Et s’il faut se méfier des additifs, certains seraient néanmoins bénéfiques pour la santé. «Je pense par exemple aux composés phénoliques, utilisés comme colorants naturels. Ils contiennent des anthocyanines qui ont des effets positifs, notamment dans le domaine des risques cardio-vasculaires».


Séparer le bon grain de l’ivraie

Pour Yvan Larondelle, pas question de rejeter en masse les aliments transformés, qui répondent à une demande de la société. Mais le chercheur n’affirme pas non plus qu’on peut les consommer sans se poser de question: il faut faire la part des choses. «Certains aliments élaborés sont réellement intéressants. D’autres sont plein de conservateurs et pauvres en nutriments et donnent surtout un plaisir de courte durée. Même si leur prix semble raisonnable, ces aliments sont très chers par rapport à ce qu’ils apportent au niveau nutritionnel nutritionnel. Certaines céréales du petit déjeuner, par exemple, n’ont rien à voir avec des céréales. Il y a bien une base, oui, mais on y a rajouté tellement d’arômes, de graisses ou de sucres qui n’ont rien à y faire… Ce sont des produits horribles à ne pas manger ! Si on compare un bol de ces «céréales» à une tartine de pain complet, la tartine reviendra beaucoup moins cher et sera beaucoup plus équilibrée».

Il le constate: une des tendances actuelles fait la part belle à la cuisine traditionnelle. «Dans ce cas-là, les personnes recherchent des ingrédients de base non transformés. Par contre, ces mêmes personnes n’ont pas nécessairement le temps de cuisiner tous les jours, et elles souhaitent alors quelque chose de rapide, comme des repas préparés, si possible acceptables d’un point de vue gustatif et nutritionnel. Les attentes des consommateurs sont donc multiples et variables d’un jour à l’autre. Et il n’y a pas de secret: des repas préparés en industrie, longtemps à l’avance et/ou loin du lieu de consommation, nécessitent l’utilisation de technologies, ne fût-ce que pour la conservation des qualités sanitaires et gustatives du départ. En plus, tout cela n’est pas gratuit, mais c’est le prix à payer pour la rapidité et le confort».

Quant au budget «alimentation» des ménages, il ne fait que se réduire. «Au début du 20e siècle, nos aïeux consacraient environ 50% de leurs revenus à l’alimentation. Aujourd’hui, on en est aux alentours de 13%. On pense que l’alimentation coûte cher alors qu’elle est proportionnellement bien moins chère que par le passé. Cette impression vient probablement du fait que l’évolution de notre mode de vie a généré de nombreux nouveaux besoins qu’il faut financer. Et c’est souvent notre alimentation qui en pâtit. Mais en tout cas, en regard de leur densité nutritionnelle, les produits hautement transformés coûtent plus cher que les ingrédients simples cuisinés à la maison. Chacun devrait pouvoir faire ses choix de vie en connaissance de cause, mais il a malheureusement de nombreux consommateurs qui manquent d’outils scientifiques pour faire la part des choses entre les données scientifiques démontrées et les affirmations caricaturales et fantaisistes de certains nutritionnistes en mal de vente de bouquins à sensation».

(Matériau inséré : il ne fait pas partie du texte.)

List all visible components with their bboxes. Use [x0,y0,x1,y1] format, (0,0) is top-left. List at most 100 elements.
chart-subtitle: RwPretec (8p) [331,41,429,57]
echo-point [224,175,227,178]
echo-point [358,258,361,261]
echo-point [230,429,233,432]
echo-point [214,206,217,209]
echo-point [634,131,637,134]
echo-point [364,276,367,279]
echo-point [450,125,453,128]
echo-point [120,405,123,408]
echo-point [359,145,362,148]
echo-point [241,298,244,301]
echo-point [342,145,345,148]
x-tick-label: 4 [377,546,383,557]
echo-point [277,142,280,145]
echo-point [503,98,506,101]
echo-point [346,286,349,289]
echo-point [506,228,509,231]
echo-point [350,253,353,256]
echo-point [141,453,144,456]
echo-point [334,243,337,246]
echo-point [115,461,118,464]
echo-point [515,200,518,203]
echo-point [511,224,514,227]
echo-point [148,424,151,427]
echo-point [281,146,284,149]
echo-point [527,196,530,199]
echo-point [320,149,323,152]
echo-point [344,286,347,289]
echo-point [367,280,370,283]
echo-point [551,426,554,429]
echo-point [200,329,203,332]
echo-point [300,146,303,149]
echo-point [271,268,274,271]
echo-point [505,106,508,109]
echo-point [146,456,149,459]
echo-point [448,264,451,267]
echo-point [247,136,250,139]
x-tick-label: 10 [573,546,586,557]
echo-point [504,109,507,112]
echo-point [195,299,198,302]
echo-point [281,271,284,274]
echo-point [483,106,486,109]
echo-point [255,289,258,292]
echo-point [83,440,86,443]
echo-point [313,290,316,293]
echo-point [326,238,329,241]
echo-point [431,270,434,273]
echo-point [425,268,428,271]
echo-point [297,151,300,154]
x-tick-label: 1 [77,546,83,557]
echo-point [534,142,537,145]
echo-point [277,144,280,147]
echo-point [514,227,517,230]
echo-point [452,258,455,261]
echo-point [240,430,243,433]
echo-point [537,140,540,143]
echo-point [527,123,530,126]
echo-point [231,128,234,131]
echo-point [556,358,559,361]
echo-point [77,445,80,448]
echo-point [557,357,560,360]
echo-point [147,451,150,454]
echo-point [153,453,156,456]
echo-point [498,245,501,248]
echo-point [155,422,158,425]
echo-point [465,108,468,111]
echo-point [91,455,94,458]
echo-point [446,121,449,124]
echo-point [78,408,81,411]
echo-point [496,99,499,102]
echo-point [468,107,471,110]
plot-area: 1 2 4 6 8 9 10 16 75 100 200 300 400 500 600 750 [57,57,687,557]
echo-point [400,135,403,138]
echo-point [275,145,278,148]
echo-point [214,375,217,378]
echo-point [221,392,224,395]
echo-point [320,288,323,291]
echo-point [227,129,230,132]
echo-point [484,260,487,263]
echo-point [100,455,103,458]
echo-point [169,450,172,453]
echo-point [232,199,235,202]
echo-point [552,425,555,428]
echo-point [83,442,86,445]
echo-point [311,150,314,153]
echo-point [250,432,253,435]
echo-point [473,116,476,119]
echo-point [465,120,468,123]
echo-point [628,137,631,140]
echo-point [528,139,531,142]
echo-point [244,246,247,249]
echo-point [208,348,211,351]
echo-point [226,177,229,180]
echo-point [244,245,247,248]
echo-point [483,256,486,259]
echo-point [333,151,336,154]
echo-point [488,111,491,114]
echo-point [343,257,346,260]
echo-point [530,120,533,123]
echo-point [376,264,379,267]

Dans ce cadre, il faut s’attendre à voir évoluer les tendances alimentaires. «Je pense que l’alimentation du futur combinera 2 tendances lourdes souvent partagées par les mêmes consommateurs: d’une part une utilisation croissante de produits élaborés faciles à consommer et si possible bien réfléchis au niveau nutritionnel, et d’autre part la valorisation de produits de base, souvent achetés au niveau local et préparés à la maison».